Three years after a documentary brought new scrutiny upon the character Apu on “The Simpsons,” Hank Azaria has said that he will no longer voice the role.

The actor confirmed the news to /Film after a Television Critics Association panel for his IFC show “Brockmire.”

“All we know there is that I won’t be doing the voice anymore, unless there’s some way to transition it or something,” Azaria told the entertainment site of the show’s Indian-born convenience-storeowner,whose full name is Apu Nahasapeemapetilon.

“We all made the decision together,” Azaria added. “We all agreed on it. We all feel like it’s the right thing and good about it.”

A representative for “The Simpsons” told The Washington Post on Friday that the show had no comment on Azaria’s remarks.

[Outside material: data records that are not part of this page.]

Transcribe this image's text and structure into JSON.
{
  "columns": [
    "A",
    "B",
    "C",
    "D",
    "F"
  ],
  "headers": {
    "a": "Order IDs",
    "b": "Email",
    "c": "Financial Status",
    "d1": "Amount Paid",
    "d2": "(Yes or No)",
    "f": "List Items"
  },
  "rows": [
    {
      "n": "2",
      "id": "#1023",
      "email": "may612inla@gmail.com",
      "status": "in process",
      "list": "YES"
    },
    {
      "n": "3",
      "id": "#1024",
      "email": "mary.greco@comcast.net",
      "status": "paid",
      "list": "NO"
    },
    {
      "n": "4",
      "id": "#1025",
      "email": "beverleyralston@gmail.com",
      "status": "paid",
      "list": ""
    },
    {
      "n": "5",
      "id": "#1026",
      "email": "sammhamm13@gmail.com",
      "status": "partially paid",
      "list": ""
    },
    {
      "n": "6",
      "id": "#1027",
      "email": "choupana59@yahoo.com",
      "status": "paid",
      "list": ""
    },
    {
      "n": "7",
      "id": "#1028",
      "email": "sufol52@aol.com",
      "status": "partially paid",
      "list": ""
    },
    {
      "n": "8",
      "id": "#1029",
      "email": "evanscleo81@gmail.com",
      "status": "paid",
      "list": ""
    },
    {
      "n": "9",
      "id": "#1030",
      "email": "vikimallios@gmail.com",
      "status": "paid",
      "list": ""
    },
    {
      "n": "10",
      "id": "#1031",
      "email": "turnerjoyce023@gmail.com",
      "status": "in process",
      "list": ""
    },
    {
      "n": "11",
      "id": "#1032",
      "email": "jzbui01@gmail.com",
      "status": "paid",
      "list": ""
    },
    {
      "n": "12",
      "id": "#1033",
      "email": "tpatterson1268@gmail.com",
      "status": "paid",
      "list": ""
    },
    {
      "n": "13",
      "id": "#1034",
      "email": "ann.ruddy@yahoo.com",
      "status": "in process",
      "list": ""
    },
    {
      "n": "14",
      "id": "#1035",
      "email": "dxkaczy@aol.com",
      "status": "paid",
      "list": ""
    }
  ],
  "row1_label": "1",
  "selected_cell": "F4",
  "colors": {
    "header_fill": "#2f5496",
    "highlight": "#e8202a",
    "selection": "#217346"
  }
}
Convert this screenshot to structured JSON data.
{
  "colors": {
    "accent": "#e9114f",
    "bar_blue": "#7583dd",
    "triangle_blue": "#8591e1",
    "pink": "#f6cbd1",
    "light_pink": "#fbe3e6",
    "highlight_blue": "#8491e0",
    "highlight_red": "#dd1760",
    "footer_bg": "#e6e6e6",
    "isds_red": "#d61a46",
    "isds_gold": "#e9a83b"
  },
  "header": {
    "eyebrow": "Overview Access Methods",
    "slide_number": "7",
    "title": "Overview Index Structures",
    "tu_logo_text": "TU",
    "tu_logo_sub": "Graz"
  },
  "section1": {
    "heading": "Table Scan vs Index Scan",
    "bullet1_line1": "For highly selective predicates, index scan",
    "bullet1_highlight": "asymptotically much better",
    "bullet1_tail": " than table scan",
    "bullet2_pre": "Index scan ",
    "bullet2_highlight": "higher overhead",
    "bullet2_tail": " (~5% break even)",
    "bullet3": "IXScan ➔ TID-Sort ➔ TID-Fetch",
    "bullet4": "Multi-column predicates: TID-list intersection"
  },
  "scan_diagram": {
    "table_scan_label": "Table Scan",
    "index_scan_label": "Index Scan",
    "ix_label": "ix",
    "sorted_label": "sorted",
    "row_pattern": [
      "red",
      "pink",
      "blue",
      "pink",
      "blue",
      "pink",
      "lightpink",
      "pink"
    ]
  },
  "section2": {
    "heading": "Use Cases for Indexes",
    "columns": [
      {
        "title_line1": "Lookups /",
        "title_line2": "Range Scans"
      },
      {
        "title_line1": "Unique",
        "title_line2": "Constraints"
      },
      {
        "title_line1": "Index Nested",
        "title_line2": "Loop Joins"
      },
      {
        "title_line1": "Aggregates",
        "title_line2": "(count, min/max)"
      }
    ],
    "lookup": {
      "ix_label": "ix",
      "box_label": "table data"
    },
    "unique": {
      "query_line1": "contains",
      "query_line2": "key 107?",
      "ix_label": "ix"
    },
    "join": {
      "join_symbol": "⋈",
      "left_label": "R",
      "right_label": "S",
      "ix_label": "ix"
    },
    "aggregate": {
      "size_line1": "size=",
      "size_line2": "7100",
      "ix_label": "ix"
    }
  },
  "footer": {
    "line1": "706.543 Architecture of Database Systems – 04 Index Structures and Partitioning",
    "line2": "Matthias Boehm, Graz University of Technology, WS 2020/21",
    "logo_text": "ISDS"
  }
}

Representatives for Azaria, who voices many characters in the show, did not immediately return The Post’s requests for comment.

In 2017, Brooklyn comedian Hari Kondabolu debuted his documentary “The Problem With Apu,” which explored whether the heavily accented South Asian character propagated harmful stereotypes. He says in the film that Apu is “a white guy doing an impression of a white guy making fun of my father.”

“You start to feel embarrassed to be an Indian,” the filmmaker told The Post of such characterizations. “Because there’s only one representation.”

The show’s apparent response to the documentary came in an April 2018 episode, titled “No Good Read Goes Unpunished.” Lisa Simpson asks: “Something that started decades ago and was applauded and inoffensive is now politically incorrect. What can you do?” The show then cuts to a signed Apu photo on the family nightstand with an inscription that reads: “Don’t have a cow,” one of Bart Simpson’s catchphrases.

Some cultural critics interpreted the show’s stance as one of smug indifference. Kondabolu tweeted that the show’s response to the Apu criticism was a “sad” turn and lamented that the “Simpsons” producers seemed to view the issue as only one of political correctness.

Days after that controversial 2018 episode aired, Azaria, an Emmy winner for his voice work on “The Simpsons,” called for greater cultural diversity and sensitivity on the show, during an appearance on “The Late Show With Stephen Colbert” to promote “Brockmire.”

“My eyes have been opened,” Azaria told Colbert. “And I think the most important thing is, we have to listen to South Asian people, Indian people, in this country, when they talk about what they feel and how they think about this character. And what their American experience of it has been.”

Added Azaria: “I’m perfectly happy and willing to step aside or help transition it into something new. I really hope that’s what this instance does. It not only makes sense – it just feels like the right thing to do to me.”